Over the past few years, a heightened awareness of the importance of racial equity and justice has permeated the political conversation. American institutions, businesses, and communities are taking a closer look at their roles in this context. Increasingly, policymakers are applying an equity lens to their decision-making processes. Evidence-based research has become a prevailing tool in providing state leaders with the data to evaluate programs and policies and to best allocate resources to the most efficient policy strategies. However, it is becoming increasingly vital to take into context the sources from which the data derives, how it is being collected and analyzed, and which populations have access to the research. This emerging field of data equity is growing in importance and going to be a focus of our work at the New Jersey Policy Lab.
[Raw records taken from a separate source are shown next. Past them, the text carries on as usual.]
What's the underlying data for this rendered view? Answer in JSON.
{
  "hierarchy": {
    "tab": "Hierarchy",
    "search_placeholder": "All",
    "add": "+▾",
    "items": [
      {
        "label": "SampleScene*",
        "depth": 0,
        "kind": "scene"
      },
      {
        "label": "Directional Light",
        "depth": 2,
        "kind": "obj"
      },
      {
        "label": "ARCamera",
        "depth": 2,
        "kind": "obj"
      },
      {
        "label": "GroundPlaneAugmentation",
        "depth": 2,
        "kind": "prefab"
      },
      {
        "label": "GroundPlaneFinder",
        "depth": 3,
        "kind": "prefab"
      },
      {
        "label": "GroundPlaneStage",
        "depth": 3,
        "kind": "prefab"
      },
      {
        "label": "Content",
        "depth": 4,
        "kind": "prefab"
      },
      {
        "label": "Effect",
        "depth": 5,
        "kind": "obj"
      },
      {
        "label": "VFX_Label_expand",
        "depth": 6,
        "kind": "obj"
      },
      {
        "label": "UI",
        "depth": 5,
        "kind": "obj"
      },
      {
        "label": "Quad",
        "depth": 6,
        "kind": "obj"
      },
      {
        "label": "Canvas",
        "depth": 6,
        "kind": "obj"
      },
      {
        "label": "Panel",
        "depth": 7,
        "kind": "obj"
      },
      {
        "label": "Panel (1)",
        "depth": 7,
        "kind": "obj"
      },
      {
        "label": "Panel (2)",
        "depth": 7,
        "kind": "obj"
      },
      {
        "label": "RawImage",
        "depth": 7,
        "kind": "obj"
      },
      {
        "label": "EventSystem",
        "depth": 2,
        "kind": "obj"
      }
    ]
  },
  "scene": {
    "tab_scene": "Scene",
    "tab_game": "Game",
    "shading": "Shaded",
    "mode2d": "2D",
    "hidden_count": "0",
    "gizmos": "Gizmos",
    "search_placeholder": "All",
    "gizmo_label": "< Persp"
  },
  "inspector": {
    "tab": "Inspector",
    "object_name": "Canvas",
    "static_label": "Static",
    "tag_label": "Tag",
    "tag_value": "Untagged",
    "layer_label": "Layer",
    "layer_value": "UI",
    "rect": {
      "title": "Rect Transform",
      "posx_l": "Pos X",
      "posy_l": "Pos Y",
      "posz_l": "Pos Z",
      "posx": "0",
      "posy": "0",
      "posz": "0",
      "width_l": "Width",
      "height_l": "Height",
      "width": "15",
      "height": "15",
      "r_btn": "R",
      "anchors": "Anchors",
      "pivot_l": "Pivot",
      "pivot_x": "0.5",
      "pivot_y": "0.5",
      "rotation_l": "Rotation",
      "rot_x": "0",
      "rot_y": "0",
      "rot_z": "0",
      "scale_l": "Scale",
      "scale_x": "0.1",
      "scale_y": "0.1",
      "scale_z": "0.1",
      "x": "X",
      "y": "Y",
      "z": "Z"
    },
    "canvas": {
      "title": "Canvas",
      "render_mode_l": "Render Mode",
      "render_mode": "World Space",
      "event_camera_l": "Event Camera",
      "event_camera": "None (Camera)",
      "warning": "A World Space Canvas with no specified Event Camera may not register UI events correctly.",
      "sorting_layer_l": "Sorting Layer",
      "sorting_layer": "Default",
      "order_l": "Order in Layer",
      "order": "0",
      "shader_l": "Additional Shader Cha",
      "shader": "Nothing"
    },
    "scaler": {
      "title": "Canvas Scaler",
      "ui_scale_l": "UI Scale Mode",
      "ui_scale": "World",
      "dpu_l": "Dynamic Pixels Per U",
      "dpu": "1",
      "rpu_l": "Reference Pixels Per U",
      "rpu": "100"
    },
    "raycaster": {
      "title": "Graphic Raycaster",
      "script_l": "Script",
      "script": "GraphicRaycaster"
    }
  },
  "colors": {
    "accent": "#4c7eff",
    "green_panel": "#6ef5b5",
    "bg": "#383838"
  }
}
“The term ‘data equity’ … refers to the consideration, through an equity lens, of the ways in which data is collected, analyzed, interpreted, and distributed” (Lee-Ibarra, 2021). It encourages further inspection into potential racial bias of research instruments, publication’s role in the reinforcement of stereotypes, and marginalized communities’ ability to control and access their own data. It also cautions against data misuse and inaccurately broad generalization. Data equity also considers issues regarding power and privilege between researchers and their targeted populations and concerns that harmful decisions might be justified through data.
The Urban Institute, a non-profit research organization, suggests best practices for examining research through an equitable lens (Gaddy & Scott, 2020). By looking at each step in the data life cycle – from data collection to its disposal – the Urban Institute identifies data equity methods that promote the principles outlined by the Belmont Report (1978): beneficence, respect for persons, and justice.